What I want now, is a representative instance from each cluster. I tried to find the instance having the smallest euclidean distance from the cluster's centroid (and repeat the procedure for each one of my clusters)

This is what I did. Can you think of other -perhaps more elegant- ways? (assume numeric columns with no nulls).

clusters <- levels(data.matrix$cluster)
cluster_col = c(27)

for (j in 1:length(clusters)) {
    # get the subset for cluster j
    data = data.matrix[data.matrix$cluster == clusters[j],]

    # remove the cluster column
    data <- data[,-cluster_col]

    # calculate the centroid
    cent <- mean(data)

    # copy data to data.matrix_cl, attaching a distance column at the end
    data.matrix_cl <- cbind(data, dist = apply(data, 1, function(x) {sqrt(sum((x - cent)^2))}))

    # get instances with min distance
    candidates <- data.matrix_cl[data.matrix_cl$dist == min(data.matrix_cl$dist),]

    # print their rownames
    print(paste("Candidates for cluster ",j))
    print(rownames(candidates))
}

Answer 1

Is the technique you're interested in 'k-means clustering'? If so, here's how the centroids are calculated at each iteration:

1. choose a k value (an integer that specifies the number of clusters to divide your data set);

2. random select k rows from your data set, those are the centroids for the 1st iteration;

3. calculate the distance that each data point is from each centroid;

4. each data point has a 'closest centroid', that determines its 'group';

5. calculate the mean for each group--those are the new centroids;

6. back to step 3 (stopping criterion is usually based on comparison with the respective centroid values in successive loops, i.e., if they values change not more than 0.01%, then quit).

Those steps in code:

# toy data set
mx = matrix(runif60, 10, 99), nrow=12, ncol=5, byrow=F)
cndx = sample(nrow(mx), 2)
# the two centroids at iteration 1
cn1 = mx[cndx[1],]
cn2 = mx[cndx[2],]
# to calculate Pearson similarity
fnx1 = function(a){sqrt((cn1[1] - a[1])^2 + (cn1[2] - a[2])^2)}
fnx2 = function(a){sqrt((cn2[1] - a[1])^2 + (cn2[2] - a[2])^2)}
# calculate distance matrix
dx1 = apply(mx, 1, fnx1)
dx2 = apply(mx, 1, fnx2)
dx = matrix(c(dx1, dx2), nrow=2, ncol=12)
# index for extracting the new groups from the data set
ndx = apply(dx, 1, which.min)
group1 = mx[ndx==1,]
group2 = mx[ndx==2,]
# calculate the new centroids for the next iteration
new_cnt1 = apply(group1, 2, mean)
new_cnt2 = apply(group2, 2, mean)

Answer 2

At first I don't now if you distance formula is alright.

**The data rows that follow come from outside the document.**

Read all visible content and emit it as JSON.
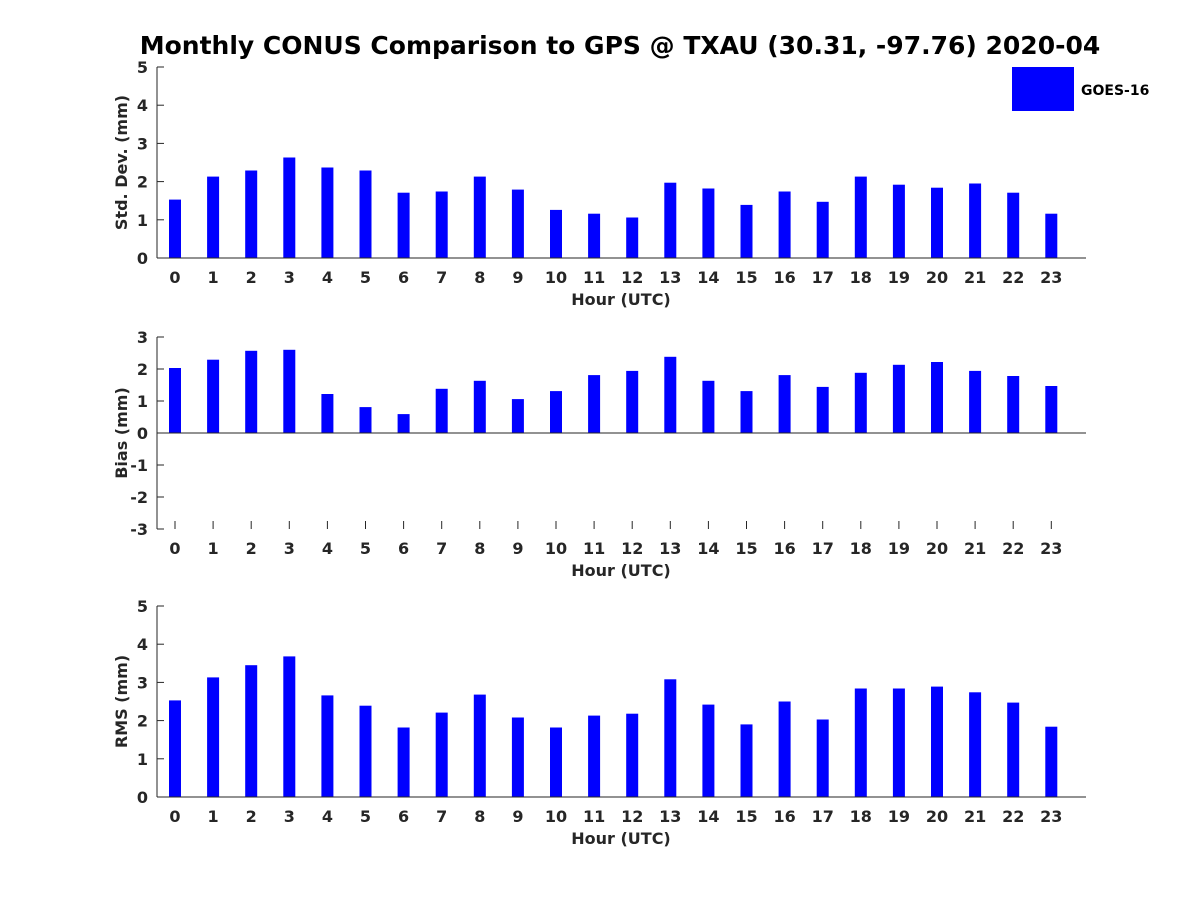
{
  "title": "Monthly CONUS Comparison to GPS @ TXAU (30.31, -97.76) 2020-04",
  "legend": {
    "label": "GOES-16",
    "color": "#0000ff"
  },
  "chart_data": [
    {
      "type": "bar",
      "ylabel": "Std. Dev. (mm)",
      "xlabel": "Hour (UTC)",
      "ylim": [
        0,
        5
      ],
      "yticks": [
        0,
        1,
        2,
        3,
        4,
        5
      ],
      "categories": [
        "0",
        "1",
        "2",
        "3",
        "4",
        "5",
        "6",
        "7",
        "8",
        "9",
        "10",
        "11",
        "12",
        "13",
        "14",
        "15",
        "16",
        "17",
        "18",
        "19",
        "20",
        "21",
        "22",
        "23"
      ],
      "series": [
        {
          "name": "GOES-16",
          "color": "#0000ff",
          "values": [
            1.53,
            2.13,
            2.29,
            2.63,
            2.37,
            2.29,
            1.71,
            1.74,
            2.13,
            1.79,
            1.26,
            1.16,
            1.06,
            1.97,
            1.82,
            1.39,
            1.74,
            1.47,
            2.13,
            1.92,
            1.84,
            1.95,
            1.71,
            1.16
          ]
        }
      ]
    },
    {
      "type": "bar",
      "ylabel": "Bias (mm)",
      "xlabel": "Hour (UTC)",
      "ylim": [
        -3,
        3
      ],
      "yticks": [
        -3,
        -2,
        -1,
        0,
        1,
        2,
        3
      ],
      "categories": [
        "0",
        "1",
        "2",
        "3",
        "4",
        "5",
        "6",
        "7",
        "8",
        "9",
        "10",
        "11",
        "12",
        "13",
        "14",
        "15",
        "16",
        "17",
        "18",
        "19",
        "20",
        "21",
        "22",
        "23"
      ],
      "series": [
        {
          "name": "GOES-16",
          "color": "#0000ff",
          "values": [
            2.03,
            2.29,
            2.57,
            2.6,
            1.22,
            0.81,
            0.59,
            1.38,
            1.63,
            1.06,
            1.31,
            1.81,
            1.94,
            2.38,
            1.63,
            1.31,
            1.81,
            1.44,
            1.88,
            2.13,
            2.22,
            1.94,
            1.78,
            1.47
          ]
        }
      ]
    },
    {
      "type": "bar",
      "ylabel": "RMS (mm)",
      "xlabel": "Hour (UTC)",
      "ylim": [
        0,
        5
      ],
      "yticks": [
        0,
        1,
        2,
        3,
        4,
        5
      ],
      "categories": [
        "0",
        "1",
        "2",
        "3",
        "4",
        "5",
        "6",
        "7",
        "8",
        "9",
        "10",
        "11",
        "12",
        "13",
        "14",
        "15",
        "16",
        "17",
        "18",
        "19",
        "20",
        "21",
        "22",
        "23"
      ],
      "series": [
        {
          "name": "GOES-16",
          "color": "#0000ff",
          "values": [
            2.53,
            3.13,
            3.45,
            3.68,
            2.66,
            2.39,
            1.82,
            2.21,
            2.68,
            2.08,
            1.82,
            2.13,
            2.18,
            3.08,
            2.42,
            1.9,
            2.5,
            2.03,
            2.84,
            2.84,
            2.89,
            2.74,
            2.47,
            1.84
          ]
        }
      ]
    }
  ]
}
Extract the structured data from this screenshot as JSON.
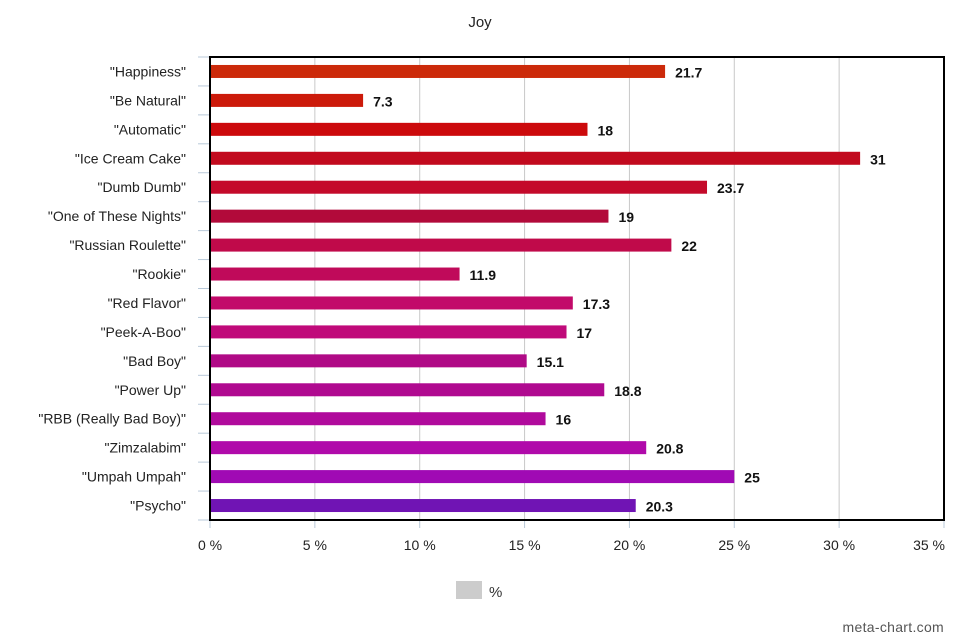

I think there should be sqrt(sum((x-cent)^2)) or sum(abs(x-cent)). I assumed first. Second thought is that just printing solution is not good idea. So I first compute, then print. Third - I recommend using plyr but I give both (with and without plyr) solutions.

# Simulated data:
n <- 100
data.matrix <- cbind(
  data.frame(matrix(runif(26*n), n, 26)),
  cluster=sample(letters[1:6], n, replace=TRUE)
)
cluster_col <- which(names(data.matrix)=="cluster")

# With plyr:
require(plyr)
candidates <- dlply(data.matrix, "cluster", function(data) {
  dists <- colSums(laply(data[, -cluster_col], function(x) (x-mean(x))^2))
  rownames(data)[dists==min(dists)]
})

l_ply(names(candidates), function(c_name, c_list=candidates[[c_name]]) {
    print(paste("Candidates for cluster ",c_name))
    print(c_list)
})

# without plyr
candidates <- tapply(
  1:nrow(data.matrix),
  data.matrix$cluster,
  function(id, data=data.matrix[id, ]) {
    dists <- rowSums(sapply(data[, -cluster_col], function(x) (x-mean(x))^2))
    rownames(data)[dists==min(dists)]
  }
)

invisible(lapply(names(candidates), function(c_name, c_list=candidates[[c_name]]) {
    print(paste("Candidates for cluster ",c_name))
    print(c_list)
}))